What is an accretion disk and how does one form?
How does matter form an accretion disk around stars and black holes?
Accretion disks are found surrounding a variety of celestial bodies, from relatively small regions of a few thousand kilometres around white dwarfs and neutron stars, to protoplanetary disks around very young stars.
The biggest accretion disks, on the scale of the Solar System, are found surrounding the centres of active galaxies.
The fact that accretion disks exist over a huge range of scales and in apparently very different types of systems suggests some common physics behind their formation.
Because angular momentum is always conserved, small rotations in any in-falling material are amplified as it collapses inwards towards the star or black hole.
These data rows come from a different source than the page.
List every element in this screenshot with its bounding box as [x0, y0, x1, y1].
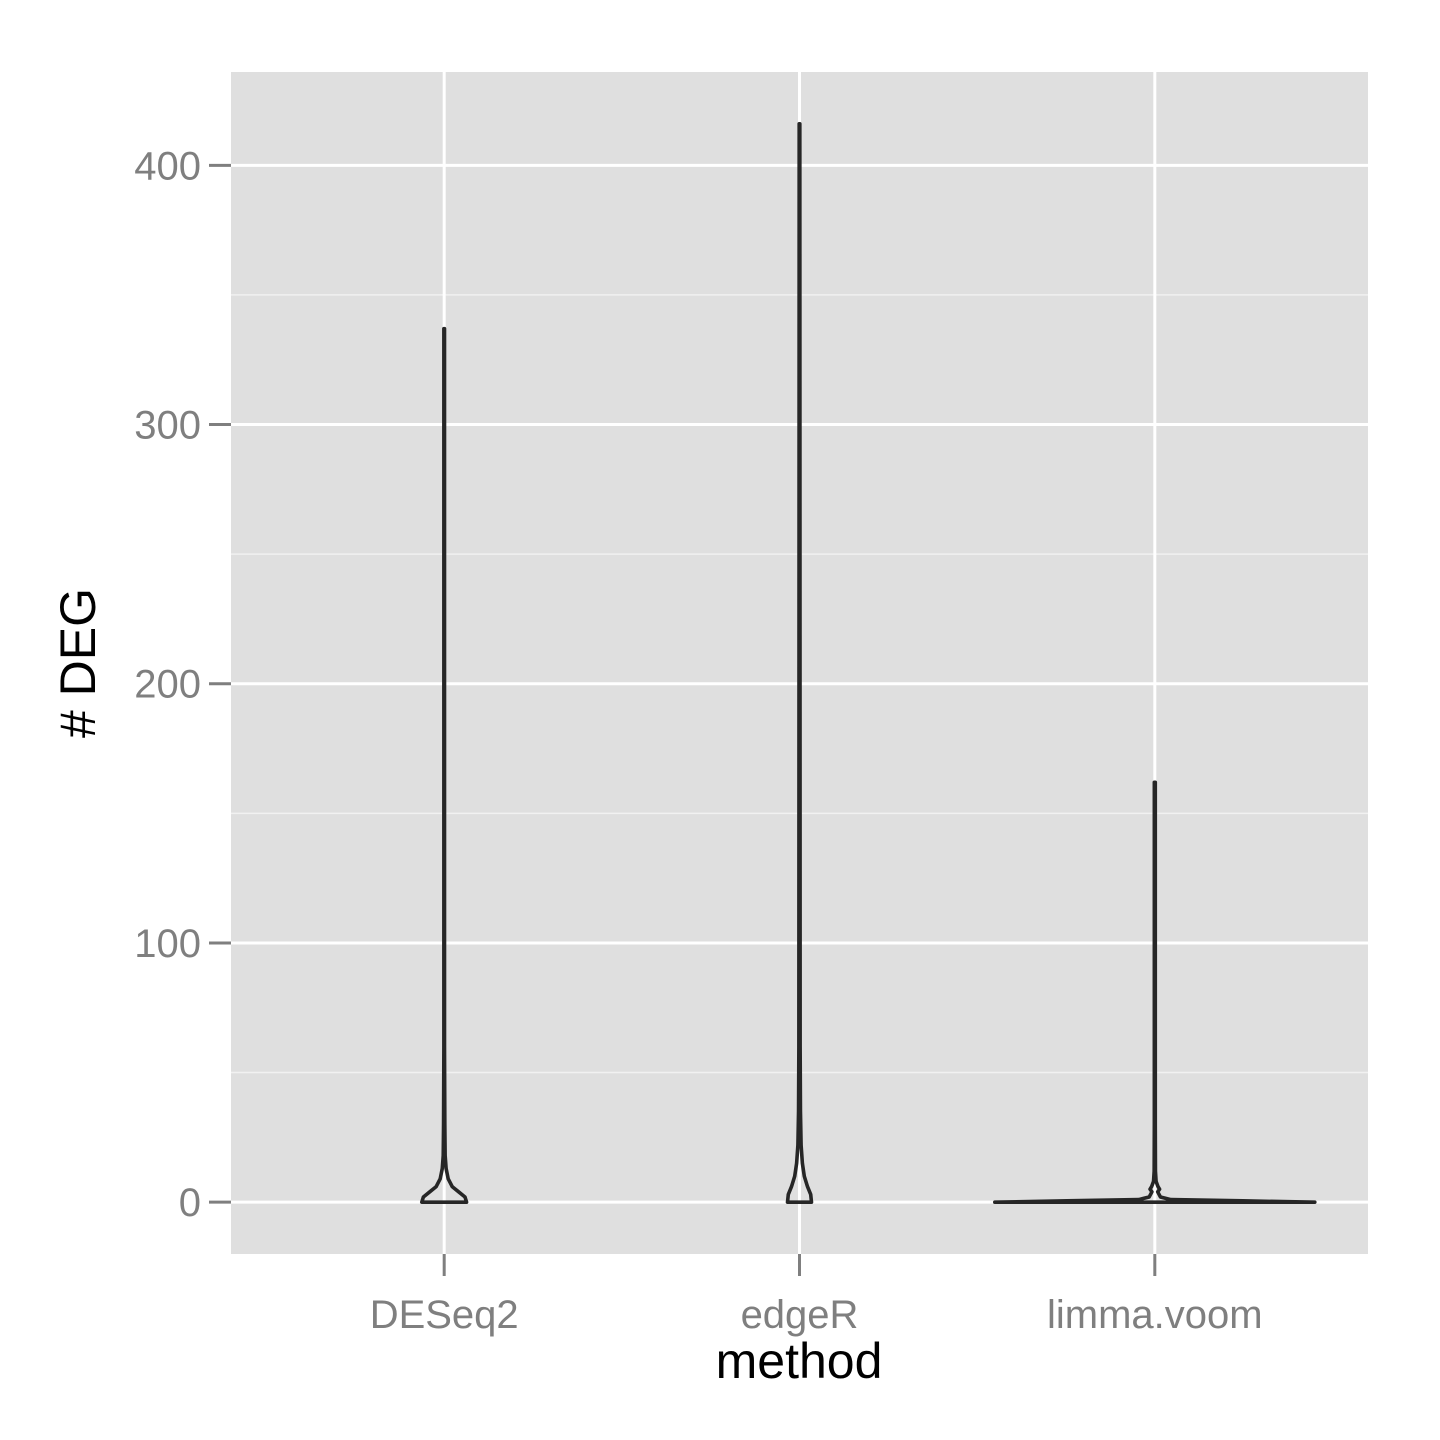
violins — [419, 122, 1317, 1204]
y-tick-label: 100 — [134, 922, 201, 966]
x-tick-label-limma-voom: limma.voom — [1047, 1293, 1263, 1337]
x-tick-label-deseq2: DESeq2 — [370, 1293, 519, 1337]
violin-limma-voom — [993, 780, 1317, 1204]
y-axis-title: # DEG — [50, 588, 106, 738]
x-axis: DESeq2 edgeR limma.voom — [370, 1254, 1263, 1337]
y-tick-label: 300 — [134, 404, 201, 448]
y-tick-label: 0 — [179, 1181, 201, 1225]
y-tick-label: 200 — [134, 663, 201, 707]
x-tick-label-edger: edgeR — [741, 1293, 859, 1337]
x-axis-title: method — [716, 1333, 883, 1389]
violin-edger — [785, 122, 814, 1204]
y-tick-label: 400 — [134, 144, 201, 188]
y-axis: 0 100 200 300 400 — [134, 144, 231, 1225]
violin-deseq2 — [419, 326, 469, 1204]
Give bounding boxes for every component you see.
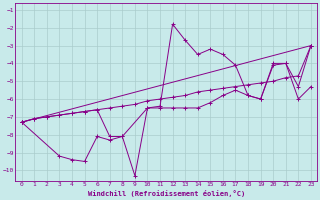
X-axis label: Windchill (Refroidissement éolien,°C): Windchill (Refroidissement éolien,°C) (88, 190, 245, 197)
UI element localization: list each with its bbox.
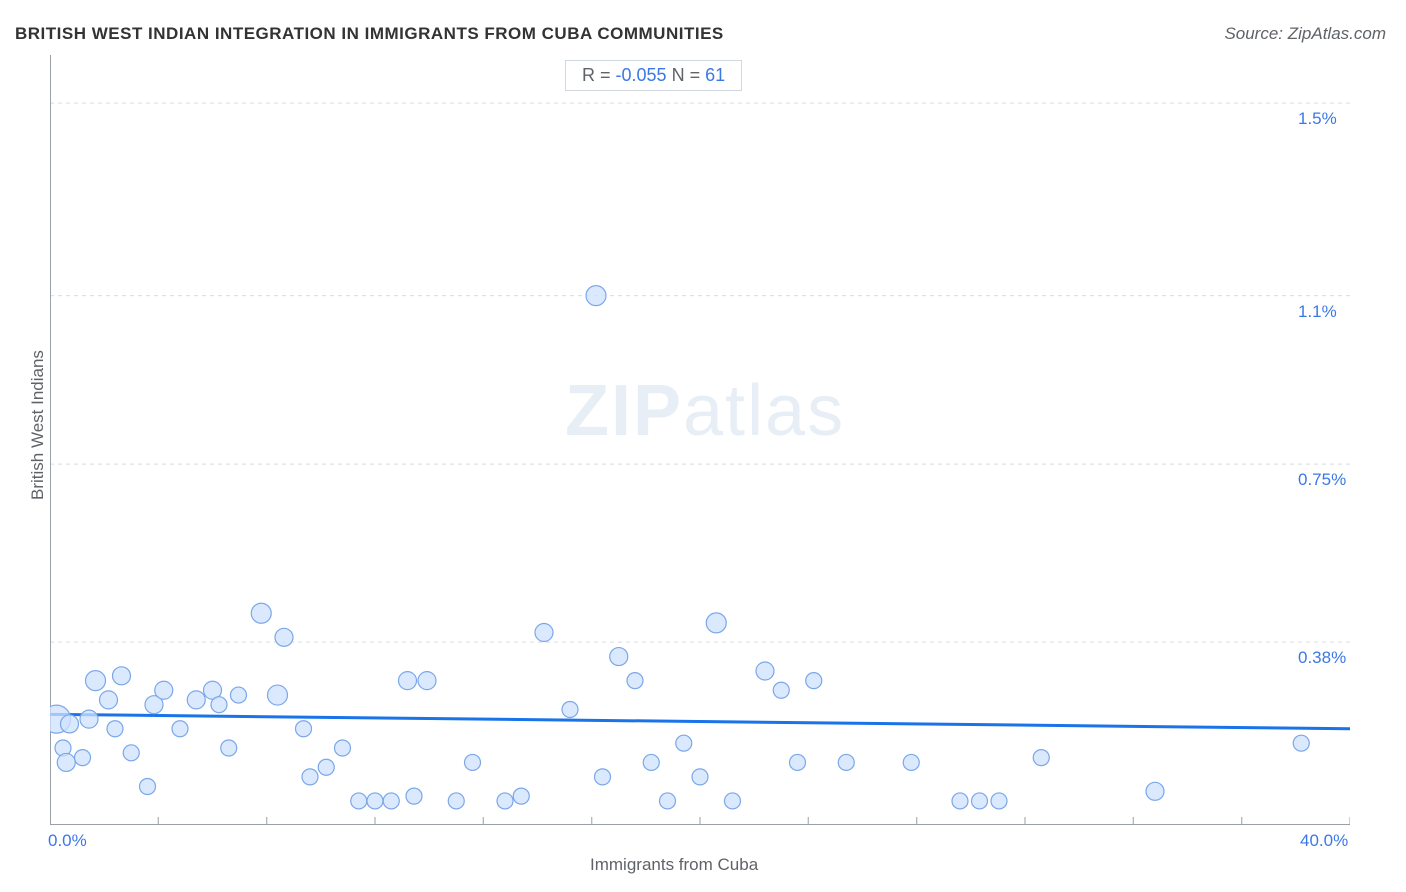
- tick-label: 1.1%: [1298, 302, 1337, 322]
- y-axis-label: British West Indians: [28, 350, 48, 500]
- chart-title: BRITISH WEST INDIAN INTEGRATION IN IMMIG…: [15, 24, 724, 44]
- tick-label: 1.5%: [1298, 109, 1337, 129]
- x-axis-label: Immigrants from Cuba: [590, 855, 758, 875]
- tick-label: 0.0%: [48, 831, 87, 851]
- tick-label: 0.38%: [1298, 648, 1346, 668]
- tick-label: 40.0%: [1300, 831, 1348, 851]
- source-label: Source: ZipAtlas.com: [1224, 24, 1386, 44]
- scatter-chart: [50, 55, 1350, 825]
- tick-label: 0.75%: [1298, 470, 1346, 490]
This is something like the motion of spinning ice skaters, who speed up as they bring their arms inwards.
A ‘centripetal force’ – an inward-directed force on an orbiting body – then spreads the material out (sideways) to create the broad disk structure, while tidal forces pull it into an equatorial location.
The combination of these two forces makes the shape of the disk wide, flat and thin.
Within the accretion disk, colliding particles convert kinetic energy (the energy of motion) into heat and move inwards.
As these particles move towards the central source, collisions occur more frequently due to the increased density of particles. As a result, they heat up and release X-rays.
This radiation is an important tool for astronomers, as black holes can’t be observed directly – not even light can escape the strength of their gravitiational pull.
The X-rays released from accretion disks can be observed and used to locate black holes.